Le note vicissitudini che stanno interessando tantissimi Comuni da nord a sud e i gestori del servizio rifiuti rendono urgente un intervento del Governo per tutelare i cittadini e impedire un rialzo delle tariffe del servizio di gestione dei rifiuti urbani, dovuto a un intreccio di difficoltà legate all’applicazione delle regole ARERA e, principalmente, alla vicenda dei cd. “impianti minimi” innescata da alcune sentenze del Consiglio di Stato avverso le determinazioni dell’Autorità.

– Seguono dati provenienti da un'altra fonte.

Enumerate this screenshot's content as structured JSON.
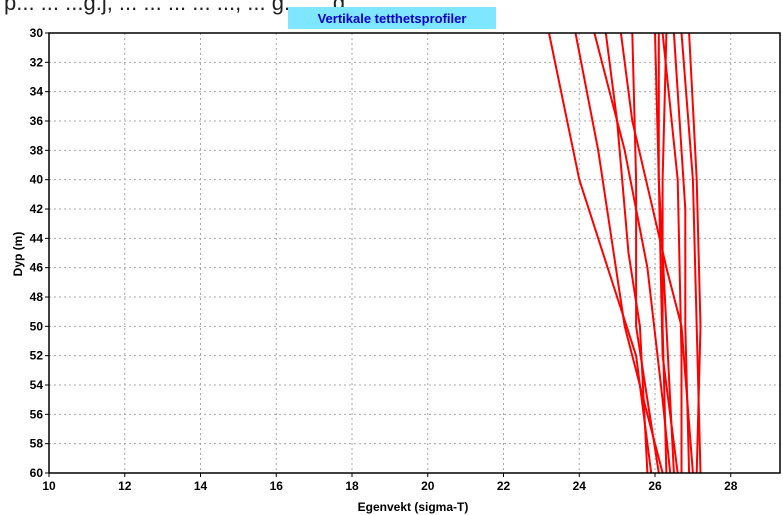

Si tratta in particolare dell’annullamento, da parte del CdS delle prescrizioni contenute nella deliberazione ARERA 363/21, con cui l’Autorità ha definito i criteri per l’individuazione degli “impianti minimi”, sulla base dei quali alcune Regioni hanno adottato le delibere in cui si individuano gli impianti indispensabili per la chiusura del ciclo dei rifiuti in ambito (c.d. impianti minimi) e, in conseguenza, hanno richiesto ai gestori degli impianti la redazione dei piani economici per la definizione delle conseguenti tariffe regolate.
A seguito di queste sentenze, ARERA ha annullato le proprie determinazioni, prevedendo al contempo la salvaguardia, ma solo a partire dal 2024, del sistema tariffario finora adottato, lasciando prive di regolazione le annualità precedenti, 2022-2023, sulla base delle quali sono già state determinate in diverse regioni all’interno dei PEF le entrate tariffarie relative agli impianti minimi. Questo determina un vuoto a causa del quale, in assenza di un intervento urgente del Governo o del Parlamento, gli utenti delle stesse regioni si ritroverebbero costretti a dover restituire ai gestori degli impianti già definiti come “minimi” sulla base della precedente regolazione ARERA, la differenza di tariffa per le annualità 2022 e 2023 con un aggravio della Tari pur in presenza di una norma –il Piano nazionale di gestione dei rifiuti (PNGR) – che da giugno 2022 definisce la possibilità di applicare delle tariffe calmierate.
Questa grave incertezza, oltre a determinare una sperequazione tra utenti del servizio nelle diverse aree del Paese, con i rischi di aumenti di tariffe sopra richiamati, comporta anche importanti difficoltà materiali nella redazione dei PEF 2024, la cui prossima scadenza del 30 aprile è imminente e, in moltissime realtà, insostenibile.
In questo contesto di grave incertezza, si registrano poi diffusi ritardi anche nell’aggiornamento biennale 2024-2025 del PEF. Senza un PEF validato non è possibile approvare le tariffe entro il 30 aprile, con conseguente conferma tacita delle tariffe deliberate nel 2023, che però risulteranno insufficienti a coprire i costi effettivi 2024. In assenza di PEF disponibili in tempo utile, quindi in approvazione oltre il termine del 30 aprile, i Comuni potranno confermare provvisoriamente le tariffe vigenti e deliberare le nuove tariffe entro il 31 luglio, al fine di ripristinare gli equilibri di bilancio (in applicazione dell’art. 193 del TUEL), ma tale possibilità appare percorribile solo per la Tari e non per la tariffa rifiuti corrispettiva, sicché si verrà a creare un corto circuito tra le norme di riferimento e le prescrizioni di ARERA sulla redazione del PEF, con il rischio di non garantire la copertura integrale dei costi.
L’ANCI si è attivata fin dai mesi scorsi richiamando attenzione del Governo sulla problematica anche con la presentazione di un emendamento che regola la situazione e proroga al 30 giugno prossimo la scadenza dei PEF e delle tariffe del prelievo sui rifiuti, che purtroppo non è stato accolto.
È necessario e ormai improcrastinabile che Governo e Parlamento prendano atto al più presto di questa particolare emergenza, da un lato prevedendo un termine più ampio per la redazione dei PEF, almeno al 30 giugno, e dall’altro prevedendo una soluzione tampone per le annualità che restano prive di regolazione degli impianti cosiddetti “minimi”(2022 e 2023) per scongiurare aumenti di tariffe in molte realtà territoriali.